Neurology India, Vol. 59, No. 4, July-August, 2011, pp. 542-547

Original Article

Management outcome of the transcallosal, transforaminal approach to colloid cysts of the anterior third ventricle:  An analysis of 78 cases

Nigel Peter Symss, Ravi Ramamurthi, Santosh Mohan Rao, Madabushi C Vasudevan, Pradeep Kumar Jain, Anil Pande

Post Graduate Institute of Neurological Surgery, Dr. A. Lakshmipathi Neurosurgical Centre, VHS Hospital, Chennai, India
Correspondence Address: Nigel Peter Symss, Post Graduate Institute of Neurological Surgery, Dr. A. Lakshmipathi Neurosurgical Centre, VHS Hospital, IT Corridor, Taramani Main Road, Chennai - 600 113, India, nigelpetersymss@gmail.com

Date of Submission: 14-Feb-2011
Date of Decision: 09-Mar-2011
Date of Acceptance: 29-Apr-2011

Code Number: ni11167

PMID: 21891930

DOI: 10.4103/0028-3886.84334

Abstract

Background: Colloid cysts are not common brain lesions and account for 0.2-2.0% of all brain lesions. Transcallosal, transforaminal approach is a safe route and the most direct path to excise third ventricular colloid cyst, without dependence on hydrocephalus.
Aim: To assess the surgical outcome of patients with colloid cysts of the anterior third ventricle treated by the transcallosal, transforaminal approach.
Patients and Methods: Seventy-eight patients operated by the above approach over a period of 20 years were analyzed. A pre- and postoperative neurological assessment was done in all the patients. Neuro-cognitive evaluation of corpus callosum function was done in the last 20 patients. Computer tomography scan of the brain was done in all patients pre- and postoperatively.
Results:
Clinical features of raised intracranial pressure without localizing signs were the commonest presenting feature in 52 (66.7%) patients. Hydrocephalus was present in 65 (83.3%) patients. All patients underwent the transcallosal, transforaminal approach, and total excision of the lesion was achieved in 77 patients and subtotal in 1. Four patients required a postoperative shunt for acute hydrocephalus. There was no incidence of postoperative disconnection syndrome. In two patients, there was recurrence of the lesion after 2 and 6 years, respectively. Two patients died in the postoperative period.
Conclusion:
Colloid cyst is surgically curable. Early detection and total excision of the lesion can be a permanent cure with low mortality and minimum morbidity, when compared to the natural history of the disease. The limited anterior callosotomy does not result in disconnection syndromes or behavioral disturbance.
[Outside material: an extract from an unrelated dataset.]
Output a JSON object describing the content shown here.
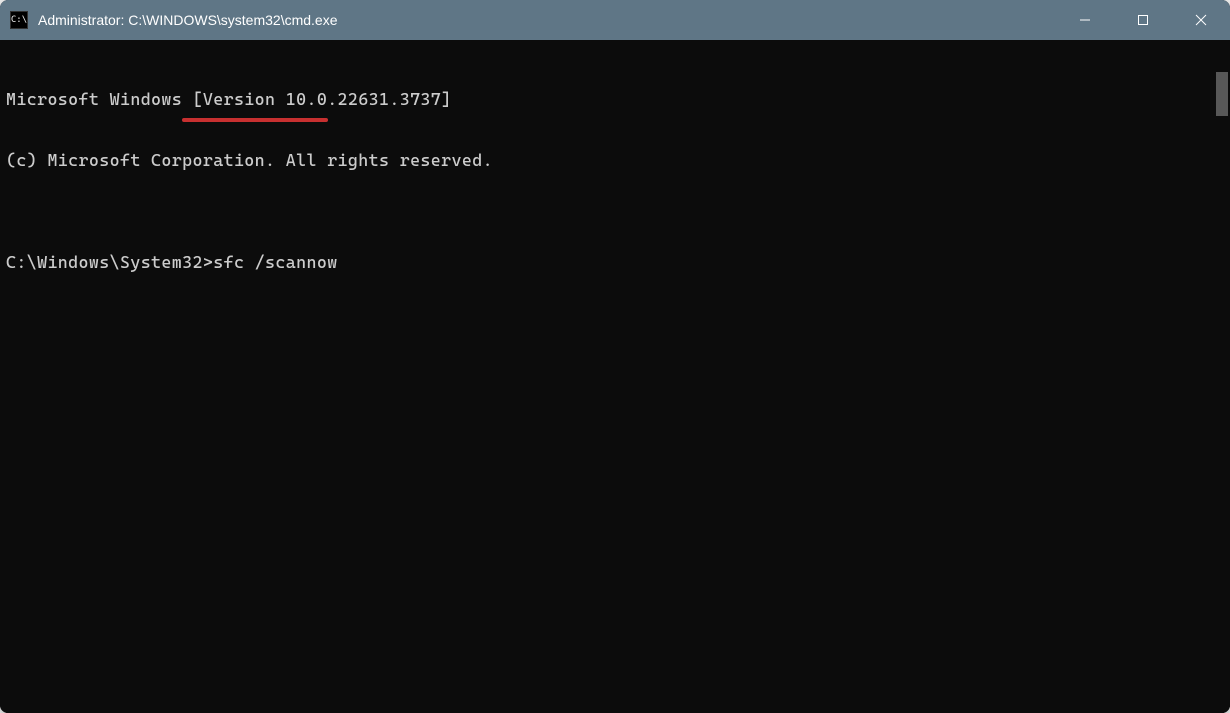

Keywords: Anterior third ventricle, colloid cyst, disconnection syndrome, transcallosal, transforaminal

Introduction

Colloid cysts are not common brain lesions, accounting for 0.2-2.0% of all brain lesions. In 1921, Dandy was the first neurosurgeon who successfully removed a colloid cyst from the third ventricle through a posterior transcallosal approach, and stated that no treatment short of total removal could have any possible value in the treatment of tumors in this region. [1] The anterior transcallosal approach was suggested by Ehni who used this approach for different pathological entities. [2] We report our experience of treating colloid cysts of anterior third ventricle by the transcallosal, transforaminal approach in 78 patients.

Patients and Methods

This was a retrospective study of patients with colloid cyst of anterior third ventricle treated by transcallosal, transforaminal approach from 1988 to 1999, and a prospective study from 2000 to 2010. Exclusion criteria were patients operated by the transcortical transventricular approach and those undergoing only a cerebrospinal fluid (CSF) diversion. The data analyzed were age, gender, and clinical features. Pre- and postoperative neuro-cognitive assessment was done in the last 20 patients. Postoperative assessment was done on the sixth postoperative day and on follow-up. Abattery of bedside clinical tests was performed to assess the interhemispheric somatosensory and motor transfer of information and memory function. Each patient underwent mini-mental status examination (MMSE) and specific tasks defined for assessing corpus callosal function, namely, volitional saccades, transfer functions, stereognosis and coin sorting tasks. Twenty patients with other intracranial lesions were also analyzed as a control group. Brain computer tomography (CT) scan was done in all the patients pre- and postoperatively, and magnetic resonance imaging (MRI) scan was done whenever feasible. The size of the lesion, density/intensity, contrast enhancement, and presence of hydrocephalus were analyzed.

Results

Clinical characteristics

There were 43 male patients; the youngest patient was 14 years old and the oldest 62 years; and maximum number of patients was in the 3 rd to 5 th decade [Table - 1]. The duration of symptoms ranged from 15 days to 8 years. The commonest mode of presentation was headache, persistent or paroxysmal, in 70 patients, vomiting in 52, and visual disturbances in 33 patients [Table - 2]. Episodic loss of consciousness with arousal with a change in posture suggestive of acute hydrocephalus was seen in seven patients. The commonest clinical sign was papilledema observed in 52 patients [Table - 3].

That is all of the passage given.